An Emerging Desire to Safeguard Mental Health in an AI-Enabled World
Regulators are increasingly aware of the mental health risks involved in AI interactions and seeking ways to safeguard vulnerable users. These risks were brought into sharp focus with the death of a 14-year-old Florida teenager, Sewell Setzer, who committed suicide after forming a romantic and emotional relationship with an AI chatbot and allegedly informing the chatbot that he was thinking about suicide, which has resulted in a closely watched lawsuit regarding the chatbot’s role in his death.
States have considered a variety of techniques to regulate this space, ranging from user disclosures to safety measures.
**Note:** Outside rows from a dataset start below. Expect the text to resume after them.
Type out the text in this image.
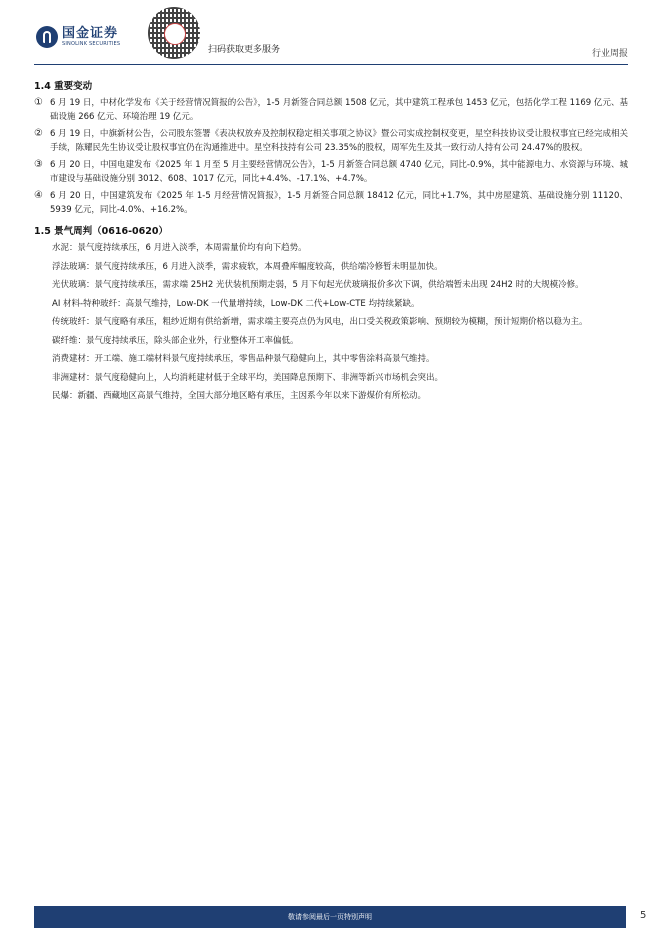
国金证券
SINOLINK SECURITIES
扫码获取更多服务	行业周报
1.4 重要变动
① 6 月 19 日，中材化学发布《关于经营情况简报的公告》，1-5 月新签合同总额 1508 亿元，其中建筑工程承包 1453 亿元，包括化学工程 1169 亿元、基础设施 266 亿元、环境治理 19 亿元。
② 6 月 19 日，中旗新材公告，公司股东签署《表决权放弃及控制权稳定相关事项之协议》暨公司实成控制权变更，星空科技协议受让股权事宜已经完成相关手续，陈耀民先生协议受让股权事宜仍在沟通推进中。星空科技持有公司 23.35%的股权，周军先生及其一致行动人持有公司 24.47%的股权。
③ 6 月 20 日，中国电建发布《2025 年 1 月至 5 月主要经营情况公告》，1-5 月新签合同总额 4740 亿元，同比-0.9%，其中能源电力、水资源与环境、城市建设与基础设施分别 3012、608、1017 亿元，同比+4.4%、-17.1%、+4.7%。
④ 6 月 20 日，中国建筑发布《2025 年 1-5 月经营情况简报》，1-5 月新签合同总额 18412 亿元，同比+1.7%，其中房屋建筑、基础设施分别 11120、5939 亿元，同比-4.0%、+16.2%。
1.5 景气周判（0616-0620）

水泥：景气度持续承压，6 月进入淡季，本周需量价均有向下趋势。

浮法玻璃：景气度持续承压，6 月进入淡季，需求疲软，本周叠库幅度较高，供给端冷修暂未明显加快。

光伏玻璃：景气度持续承压，需求端 25H2 光伏装机预期走弱，5 月下旬起光伏玻璃报价多次下调，供给端暂未出现 24H2 时的大规模冷修。

AI 材料-特种玻纤：高景气维持，Low-DK 一代量增持续，Low-DK 二代+Low-CTE 均持续紧缺。

传统玻纤：景气度略有承压，粗纱近期有供给新增，需求端主要亮点仍为风电，出口受关税政策影响、预期较为模糊，预计短期价格以稳为主。

碳纤维：景气度持续承压，除头部企业外，行业整体开工率偏低。

消费建材：开工端、施工端材料景气度持续承压，零售品种景气稳健向上，其中零售涂料高景气维持。

非洲建材：景气度稳健向上，人均消耗建材低于全球平均，美国降息预期下、非洲等新兴市场机会突出。

民爆：新疆、西藏地区高景气维持，全国大部分地区略有承压，主因系今年以来下游煤价有所松动。

敬请参阅最后一页特别声明	5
Utah’s law on mental health chatbots (H.B. 452), for example, imposes advertisement restrictions and requires certain disclosures to ensure users are aware they are interacting with an AI rather than a human being. Other states, like California (via SB 243), are considering design mandates like banning reward systems that encourage compulsive use and requiring suicide prevention measures within any AI chatbots that are being marketed as emotional buddies. Currently, NY is the only state that has enacted safety-focused measures (like suicide prevention) around AI companionship.
NY’s Approach to Embedding Mental Health Safeguards in AI
NY’s new statutory provisions (which go into effect on November 5, 2025) focus on AI systems that retain user information and preferences from prior interactions to engage in human-like conversation with their users.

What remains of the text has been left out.